Yesterday morning I transcribed, rewrote, revised, and refined four poems . . . four! . . . all from blurts I'd scrawled in Monson in response to prompts from Teresa, Maudelle, and myself. Clearly it was a brain-on-fire week in more ways than one. No wonder I'm still wandering around in a daze and sleeping like I've been blackjacked.
Supposedly the torrid weather will break tonight or tomorrow, which will be a relief. But my extreme-heat behavior does bear a certain resemblance to how I act when I'm holed up in the house during a long blizzard. Reading, writing, and cooking become the pivot of my days. Yesterday, as the temperature climbed into the 90s, I finished (mostly) four new poems. I gorged on a Dorothy Sayers mystery novel. I baked a loaf of Swedish rye. I made a batch of peach frozen yogurt. I made cold sesame-peanut noodles. I made a watermelon salad. I made three quarts of ice tea. I pondered the early trajectory of Keats. In a blizzard all of that food would be stews and cakes, but you get the picture.
Today will likely be more of the same . . . this time with lime-marinated chicken instead of noodles, a new batch of blurts to transcribe, another weatherbeaten Sayers mystery pulled off the shelf, and the constant miracle of Keats. Why mess with a winning formula?
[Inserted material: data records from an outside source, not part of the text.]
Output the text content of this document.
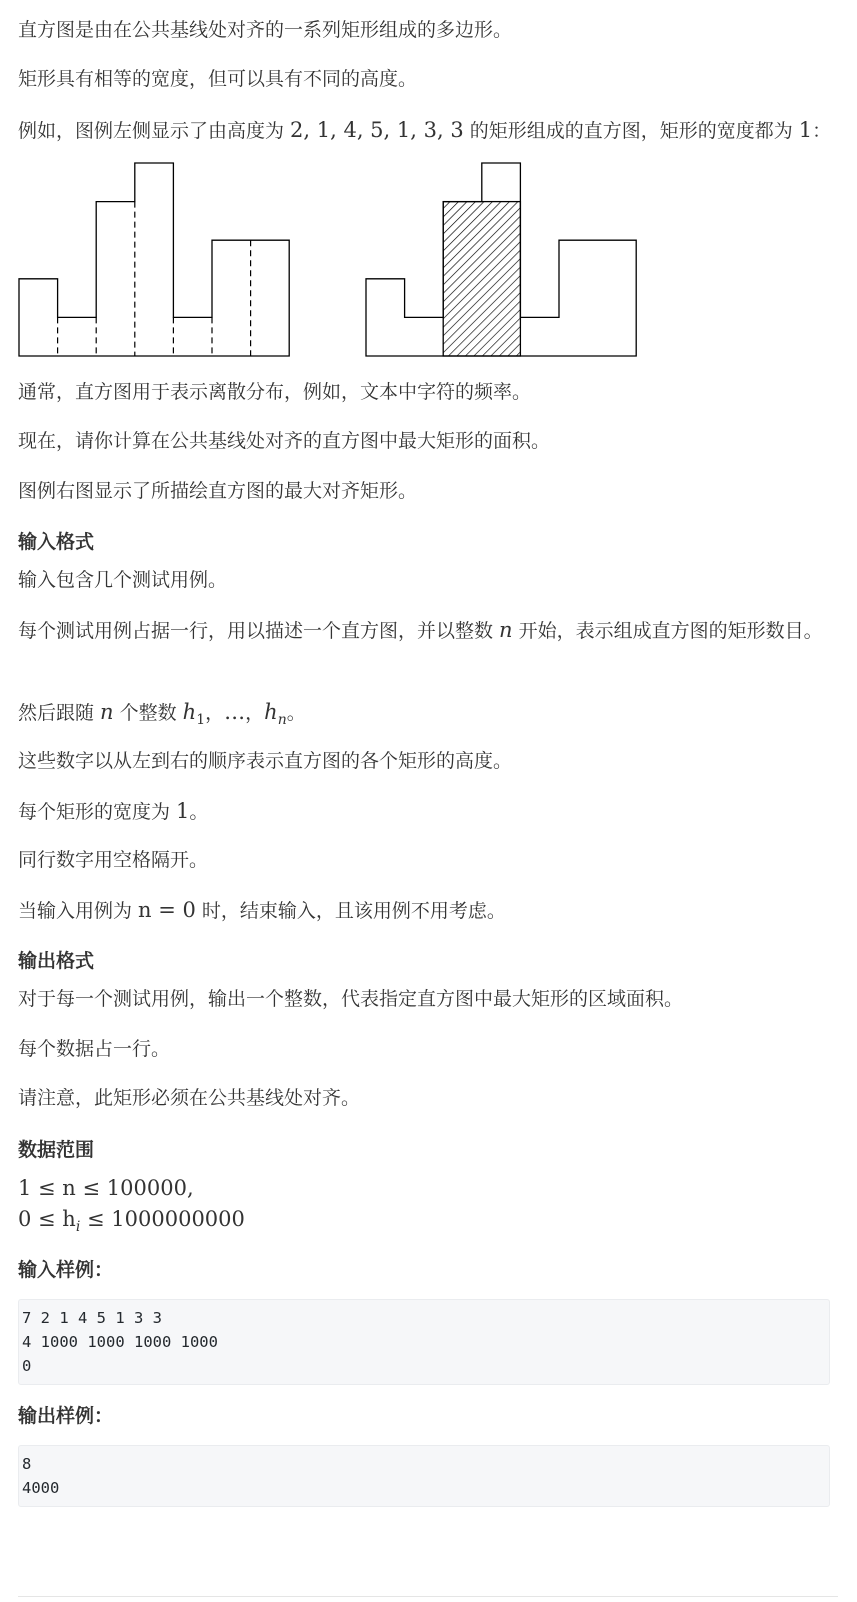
直方图是由在公共基线处对齐的一系列矩形组成的多边形。
矩形具有相等的宽度，但可以具有不同的高度。
例如，图例左侧显示了由高度为 2, 1, 4, 5, 1, 3, 3 的矩形组成的直方图，矩形的宽度都为 1：
通常，直方图用于表示离散分布，例如，文本中字符的频率。
现在，请你计算在公共基线处对齐的直方图中最大矩形的面积。
图例右图显示了所描绘直方图的最大对齐矩形。
输入格式
输入包含几个测试用例。
每个测试用例占据一行，用以描述一个直方图，并以整数 n 开始，表示组成直方图的矩形数目。
然后跟随 n 个整数 $h_1$，…，$h_n$。
这些数字以从左到右的顺序表示直方图的各个矩形的高度。
每个矩形的宽度为 1。
同行数字用空格隔开。
当输入用例为 n = 0 时，结束输入，且该用例不用考虑。
输出格式
对于每一个测试用例，输出一个整数，代表指定直方图中最大矩形的区域面积。
每个数据占一行。
请注意，此矩形必须在公共基线处对齐。
数据范围
1 ≤ n ≤ 100000,
$0 \le h_i \le 1000000000$
输入样例：
7 2 1 4 5 1 3 3
4 1000 1000 1000 1000
0
输出样例：
8
4000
Of course laundry is never-ending; I'll need to pick blueberries early before the scorch sets in; I may run an errand or two; I have to get some sort of exercise, either on foot or on my mat; and I have doubts about that rye loaf. Still, this week of heat has helped me settle fully into my writing, without the distractions of got-to-weed-the-gardens, etcetera.
I love to write at home. That is always, always where the real work happens. So uncovering such rich yeasty starter material has been an enormous boon.